2018 yılı istatistiklerini içeren Kaspersky Lab 4. Çeyrek DDoS Raporu, toplam DDoS saldırı sayısının bir önceki yıla göre %13 azaldığını gösterdi.  

Kötü niyetli rakipler ve internette başkalarına zarar vermek isteyenlerin en kolay erişebildiği saldırı türü, düşük maliyetli kiralık DDoS saldırıları oluyor.

Hangi büyüklükte veya sektörde olursa olsun tüm şirketler bu tehditle karşılaşabiliyor. Kullanıcılar ve müşteriler şirketin internet üzerindeki kaynaklarına erişemediğinde bu durum gelir ve itibar kaybına yol açıyor. DDoS saldırı sayısı 2018’de azalmış olsa da saldırıların etkinliği azalmadığından henüz sevinmeyi gerektiren bir durum yok. Kaspersky Lab araştırmacılarına göre, kendisini basit DDoS saldırılarına karşı koruyacak çözümler kullanan kurum sayısı arttığından, saldırganlar 2019’da standart koruma önlemlerini aşmak ve bu tür tehditleri bir üst seviyeye taşımak için kendilerini geliştirecek.

Saldırı sayısı azalsa da Kaspersky Lab uzmanlarına göre ortalama saldırı süresinde artış var.
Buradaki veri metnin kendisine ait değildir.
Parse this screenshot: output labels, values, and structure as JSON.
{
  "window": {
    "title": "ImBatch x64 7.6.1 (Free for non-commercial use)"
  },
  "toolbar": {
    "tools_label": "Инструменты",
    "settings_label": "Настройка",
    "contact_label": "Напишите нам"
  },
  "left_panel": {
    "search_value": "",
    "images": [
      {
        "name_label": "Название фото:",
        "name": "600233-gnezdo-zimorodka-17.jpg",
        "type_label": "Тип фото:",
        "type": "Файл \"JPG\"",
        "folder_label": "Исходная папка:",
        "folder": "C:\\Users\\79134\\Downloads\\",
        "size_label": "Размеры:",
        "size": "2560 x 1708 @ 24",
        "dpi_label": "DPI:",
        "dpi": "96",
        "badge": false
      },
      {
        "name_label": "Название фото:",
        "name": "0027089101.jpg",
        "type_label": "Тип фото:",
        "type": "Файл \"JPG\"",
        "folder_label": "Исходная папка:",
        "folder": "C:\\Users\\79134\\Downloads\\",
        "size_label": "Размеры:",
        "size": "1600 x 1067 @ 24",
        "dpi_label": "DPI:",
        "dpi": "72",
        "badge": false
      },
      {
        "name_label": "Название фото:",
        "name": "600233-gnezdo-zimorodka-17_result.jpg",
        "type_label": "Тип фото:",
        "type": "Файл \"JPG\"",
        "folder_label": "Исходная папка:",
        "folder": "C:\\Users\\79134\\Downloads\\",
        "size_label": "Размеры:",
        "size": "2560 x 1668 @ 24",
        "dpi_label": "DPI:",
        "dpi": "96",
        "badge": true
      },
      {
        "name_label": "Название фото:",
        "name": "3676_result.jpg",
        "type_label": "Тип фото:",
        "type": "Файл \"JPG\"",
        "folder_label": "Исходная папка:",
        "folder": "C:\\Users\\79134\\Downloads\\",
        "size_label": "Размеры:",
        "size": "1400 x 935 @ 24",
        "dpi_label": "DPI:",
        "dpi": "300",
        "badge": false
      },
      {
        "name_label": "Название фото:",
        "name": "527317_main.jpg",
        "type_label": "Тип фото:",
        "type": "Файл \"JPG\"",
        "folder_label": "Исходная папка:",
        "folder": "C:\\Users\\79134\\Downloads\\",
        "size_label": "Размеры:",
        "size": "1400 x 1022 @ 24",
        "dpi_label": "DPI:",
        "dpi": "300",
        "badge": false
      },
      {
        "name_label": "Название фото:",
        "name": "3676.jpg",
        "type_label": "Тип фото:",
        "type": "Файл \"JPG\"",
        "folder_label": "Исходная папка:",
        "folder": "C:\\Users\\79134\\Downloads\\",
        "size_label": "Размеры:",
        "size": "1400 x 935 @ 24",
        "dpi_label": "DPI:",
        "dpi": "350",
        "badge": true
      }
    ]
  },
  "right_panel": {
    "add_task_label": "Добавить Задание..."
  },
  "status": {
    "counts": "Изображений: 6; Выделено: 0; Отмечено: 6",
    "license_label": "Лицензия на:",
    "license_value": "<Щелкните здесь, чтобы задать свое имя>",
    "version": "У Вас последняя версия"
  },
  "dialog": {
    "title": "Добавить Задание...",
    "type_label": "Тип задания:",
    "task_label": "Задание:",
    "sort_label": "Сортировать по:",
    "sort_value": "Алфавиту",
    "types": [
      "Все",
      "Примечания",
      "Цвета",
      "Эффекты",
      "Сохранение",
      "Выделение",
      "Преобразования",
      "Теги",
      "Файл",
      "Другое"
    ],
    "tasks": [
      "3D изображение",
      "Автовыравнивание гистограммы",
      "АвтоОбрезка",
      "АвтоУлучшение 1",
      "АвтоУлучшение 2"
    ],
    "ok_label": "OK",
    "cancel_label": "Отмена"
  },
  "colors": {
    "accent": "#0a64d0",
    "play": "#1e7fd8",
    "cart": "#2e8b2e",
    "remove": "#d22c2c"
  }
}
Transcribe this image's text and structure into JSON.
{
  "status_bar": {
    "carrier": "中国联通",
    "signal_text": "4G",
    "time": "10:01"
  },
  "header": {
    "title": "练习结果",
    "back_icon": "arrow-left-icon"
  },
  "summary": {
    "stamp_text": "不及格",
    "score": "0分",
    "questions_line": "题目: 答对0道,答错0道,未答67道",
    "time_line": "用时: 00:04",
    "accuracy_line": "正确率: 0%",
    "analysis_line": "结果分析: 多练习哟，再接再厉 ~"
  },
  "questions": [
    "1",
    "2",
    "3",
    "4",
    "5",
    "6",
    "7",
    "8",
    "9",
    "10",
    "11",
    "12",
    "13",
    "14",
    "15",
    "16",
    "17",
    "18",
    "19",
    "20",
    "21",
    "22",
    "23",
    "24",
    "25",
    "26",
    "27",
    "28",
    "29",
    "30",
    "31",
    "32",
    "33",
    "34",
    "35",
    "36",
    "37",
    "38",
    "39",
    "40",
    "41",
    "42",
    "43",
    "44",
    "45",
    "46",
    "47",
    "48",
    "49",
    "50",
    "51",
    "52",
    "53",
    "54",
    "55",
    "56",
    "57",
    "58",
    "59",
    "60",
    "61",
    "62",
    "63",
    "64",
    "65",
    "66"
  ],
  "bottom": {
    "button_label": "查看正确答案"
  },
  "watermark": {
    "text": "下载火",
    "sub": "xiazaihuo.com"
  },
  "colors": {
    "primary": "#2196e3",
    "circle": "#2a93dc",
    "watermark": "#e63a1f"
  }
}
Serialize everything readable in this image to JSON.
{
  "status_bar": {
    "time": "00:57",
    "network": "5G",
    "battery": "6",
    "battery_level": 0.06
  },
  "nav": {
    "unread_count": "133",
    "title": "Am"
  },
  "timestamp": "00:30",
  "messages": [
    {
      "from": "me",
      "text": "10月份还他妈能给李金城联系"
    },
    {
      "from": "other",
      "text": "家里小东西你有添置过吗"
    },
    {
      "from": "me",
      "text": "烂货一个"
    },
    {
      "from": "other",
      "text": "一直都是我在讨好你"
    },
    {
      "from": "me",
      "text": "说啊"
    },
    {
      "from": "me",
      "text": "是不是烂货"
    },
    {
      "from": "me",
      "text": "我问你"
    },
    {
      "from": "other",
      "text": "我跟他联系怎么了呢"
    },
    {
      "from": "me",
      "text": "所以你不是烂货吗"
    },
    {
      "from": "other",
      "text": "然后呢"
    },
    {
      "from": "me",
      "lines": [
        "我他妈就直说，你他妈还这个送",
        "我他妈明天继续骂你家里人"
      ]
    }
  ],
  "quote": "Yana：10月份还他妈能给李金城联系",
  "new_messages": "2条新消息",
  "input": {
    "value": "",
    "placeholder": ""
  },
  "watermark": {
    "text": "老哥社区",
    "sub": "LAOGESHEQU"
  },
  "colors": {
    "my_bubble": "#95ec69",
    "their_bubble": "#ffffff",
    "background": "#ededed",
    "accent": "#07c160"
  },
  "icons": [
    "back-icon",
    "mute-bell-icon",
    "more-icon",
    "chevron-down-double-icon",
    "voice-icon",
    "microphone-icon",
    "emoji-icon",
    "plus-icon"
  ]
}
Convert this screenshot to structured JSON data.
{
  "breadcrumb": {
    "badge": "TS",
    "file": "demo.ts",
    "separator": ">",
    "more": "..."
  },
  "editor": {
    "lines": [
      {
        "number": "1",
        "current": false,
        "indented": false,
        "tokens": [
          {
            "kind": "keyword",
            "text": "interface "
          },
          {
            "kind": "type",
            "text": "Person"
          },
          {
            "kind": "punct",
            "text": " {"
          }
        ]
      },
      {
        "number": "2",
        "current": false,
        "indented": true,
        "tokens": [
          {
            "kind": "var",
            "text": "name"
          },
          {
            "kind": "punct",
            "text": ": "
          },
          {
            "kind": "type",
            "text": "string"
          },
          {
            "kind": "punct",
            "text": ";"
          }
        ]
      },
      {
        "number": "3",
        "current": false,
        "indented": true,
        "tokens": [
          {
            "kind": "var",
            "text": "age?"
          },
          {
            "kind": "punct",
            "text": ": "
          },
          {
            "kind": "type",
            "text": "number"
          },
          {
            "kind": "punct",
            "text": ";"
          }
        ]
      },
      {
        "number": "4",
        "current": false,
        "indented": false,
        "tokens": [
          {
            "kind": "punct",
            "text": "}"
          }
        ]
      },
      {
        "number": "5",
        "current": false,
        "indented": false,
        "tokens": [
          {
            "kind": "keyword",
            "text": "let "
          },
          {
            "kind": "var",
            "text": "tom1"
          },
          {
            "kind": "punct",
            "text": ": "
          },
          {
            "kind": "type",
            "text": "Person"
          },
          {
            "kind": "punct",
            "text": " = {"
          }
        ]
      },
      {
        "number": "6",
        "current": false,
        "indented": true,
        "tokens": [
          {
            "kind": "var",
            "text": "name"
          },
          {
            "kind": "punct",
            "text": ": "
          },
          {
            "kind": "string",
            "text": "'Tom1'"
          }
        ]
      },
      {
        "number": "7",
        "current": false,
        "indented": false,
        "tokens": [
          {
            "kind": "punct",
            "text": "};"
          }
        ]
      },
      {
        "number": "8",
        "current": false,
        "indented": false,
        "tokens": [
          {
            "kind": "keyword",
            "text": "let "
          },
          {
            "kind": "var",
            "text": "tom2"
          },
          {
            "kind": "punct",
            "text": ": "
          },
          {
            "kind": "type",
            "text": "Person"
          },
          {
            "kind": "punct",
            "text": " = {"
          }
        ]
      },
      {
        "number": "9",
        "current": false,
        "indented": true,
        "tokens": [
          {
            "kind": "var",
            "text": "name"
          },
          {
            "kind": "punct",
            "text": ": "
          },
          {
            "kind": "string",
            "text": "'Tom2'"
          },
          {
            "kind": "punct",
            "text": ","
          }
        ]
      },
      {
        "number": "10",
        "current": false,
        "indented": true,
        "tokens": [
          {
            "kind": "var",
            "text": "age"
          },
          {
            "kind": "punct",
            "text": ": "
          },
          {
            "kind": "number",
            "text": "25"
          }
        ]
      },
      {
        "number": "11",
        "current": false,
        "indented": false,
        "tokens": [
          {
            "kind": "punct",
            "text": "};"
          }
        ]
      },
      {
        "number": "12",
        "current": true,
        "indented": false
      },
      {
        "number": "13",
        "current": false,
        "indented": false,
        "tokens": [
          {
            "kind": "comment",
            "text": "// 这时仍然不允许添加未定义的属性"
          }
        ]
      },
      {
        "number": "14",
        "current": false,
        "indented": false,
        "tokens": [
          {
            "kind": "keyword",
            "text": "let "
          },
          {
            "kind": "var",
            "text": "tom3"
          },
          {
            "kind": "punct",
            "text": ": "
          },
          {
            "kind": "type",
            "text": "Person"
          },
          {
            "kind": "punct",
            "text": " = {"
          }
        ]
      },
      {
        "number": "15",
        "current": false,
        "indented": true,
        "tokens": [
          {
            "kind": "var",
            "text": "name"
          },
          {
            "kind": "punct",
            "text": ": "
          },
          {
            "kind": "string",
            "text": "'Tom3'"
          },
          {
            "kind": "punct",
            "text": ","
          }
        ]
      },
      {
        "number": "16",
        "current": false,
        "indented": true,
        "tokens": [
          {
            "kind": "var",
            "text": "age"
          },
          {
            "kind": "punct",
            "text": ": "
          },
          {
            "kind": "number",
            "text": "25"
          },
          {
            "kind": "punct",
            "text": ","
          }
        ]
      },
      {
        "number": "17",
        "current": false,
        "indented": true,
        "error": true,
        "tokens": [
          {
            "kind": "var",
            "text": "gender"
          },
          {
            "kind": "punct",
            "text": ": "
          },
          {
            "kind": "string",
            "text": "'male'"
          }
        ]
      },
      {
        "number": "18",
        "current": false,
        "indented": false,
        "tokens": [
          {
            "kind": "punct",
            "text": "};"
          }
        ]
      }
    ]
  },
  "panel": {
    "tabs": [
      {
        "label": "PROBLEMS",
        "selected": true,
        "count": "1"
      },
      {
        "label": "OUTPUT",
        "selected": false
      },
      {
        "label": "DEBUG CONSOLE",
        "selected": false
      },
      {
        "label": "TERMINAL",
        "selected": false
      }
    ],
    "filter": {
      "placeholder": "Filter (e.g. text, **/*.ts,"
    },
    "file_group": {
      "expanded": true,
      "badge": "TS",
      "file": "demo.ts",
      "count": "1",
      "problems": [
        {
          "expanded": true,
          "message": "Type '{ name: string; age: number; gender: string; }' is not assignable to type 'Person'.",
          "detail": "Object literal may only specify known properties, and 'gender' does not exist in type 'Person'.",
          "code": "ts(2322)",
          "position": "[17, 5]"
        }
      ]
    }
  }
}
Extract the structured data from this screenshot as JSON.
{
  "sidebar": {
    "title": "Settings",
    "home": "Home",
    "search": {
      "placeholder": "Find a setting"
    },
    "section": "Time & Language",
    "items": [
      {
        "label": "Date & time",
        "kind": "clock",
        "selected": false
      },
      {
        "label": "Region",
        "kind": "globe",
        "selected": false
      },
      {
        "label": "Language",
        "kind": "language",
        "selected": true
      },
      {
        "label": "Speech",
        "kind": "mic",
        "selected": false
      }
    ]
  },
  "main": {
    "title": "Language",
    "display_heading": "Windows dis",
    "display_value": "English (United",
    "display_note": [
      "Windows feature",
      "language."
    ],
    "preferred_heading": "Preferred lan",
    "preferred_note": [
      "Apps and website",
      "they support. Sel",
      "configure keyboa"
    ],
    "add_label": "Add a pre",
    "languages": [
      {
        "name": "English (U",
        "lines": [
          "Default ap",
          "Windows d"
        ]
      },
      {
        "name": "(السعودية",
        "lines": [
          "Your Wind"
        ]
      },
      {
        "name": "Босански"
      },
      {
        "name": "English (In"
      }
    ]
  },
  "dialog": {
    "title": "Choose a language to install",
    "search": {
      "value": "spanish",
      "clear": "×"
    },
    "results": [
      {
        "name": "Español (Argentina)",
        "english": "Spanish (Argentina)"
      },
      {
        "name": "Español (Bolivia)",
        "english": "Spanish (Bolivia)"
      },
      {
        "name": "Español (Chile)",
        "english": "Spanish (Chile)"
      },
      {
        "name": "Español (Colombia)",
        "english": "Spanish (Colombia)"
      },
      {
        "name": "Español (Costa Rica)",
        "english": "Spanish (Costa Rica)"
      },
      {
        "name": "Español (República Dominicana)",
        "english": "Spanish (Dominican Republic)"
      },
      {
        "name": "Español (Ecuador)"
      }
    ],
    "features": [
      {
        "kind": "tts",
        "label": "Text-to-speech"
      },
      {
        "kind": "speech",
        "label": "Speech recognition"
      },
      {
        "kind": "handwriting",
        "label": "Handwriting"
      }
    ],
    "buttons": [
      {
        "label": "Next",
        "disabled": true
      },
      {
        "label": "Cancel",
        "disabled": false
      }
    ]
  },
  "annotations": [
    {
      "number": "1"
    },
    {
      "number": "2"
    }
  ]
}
Yıl başına kıyasla, saldırıların ortalama süresi iki kattan fazla arttı. 1. çeyrekte ortalama süre 95 dakikayken 4. çeyrekte bu süre 218 dakikaya ulaştı. 2018’de saldırıların neredeyse yarısını (%48) oluşturan UDP flood saldırılarının (saldırganların çok sayıda UDP paketi göndererek hedefin sunucu portlarını meşgul ederek müşterilerin erişmesini engellediği saldırılar) çok kısa sürdüğü ve 5 dakikayı nadiren aştığı gözlendi.

Kaspersky Lab uzmanlarına göre UDP flood saldırılarının süresindeki bu düşüş, kolay gerçekleştirilen saldırılara ilginin azaldığını gösteriyor. Bu tür DDoS saldırılarında karşı koruma yöntemleri çok yaygın kullanılıyor, böylece çok vaka etki yaratmadan yok oluyor. Araştırmacılar, saldırganların UDP flood saldırıları düzenleyerek hedefin korunup korunmadığını kontrol ettiğini düşünüyor. Denemelerin başarısız olduğu anlaşıldığında saldırı kesiliyor.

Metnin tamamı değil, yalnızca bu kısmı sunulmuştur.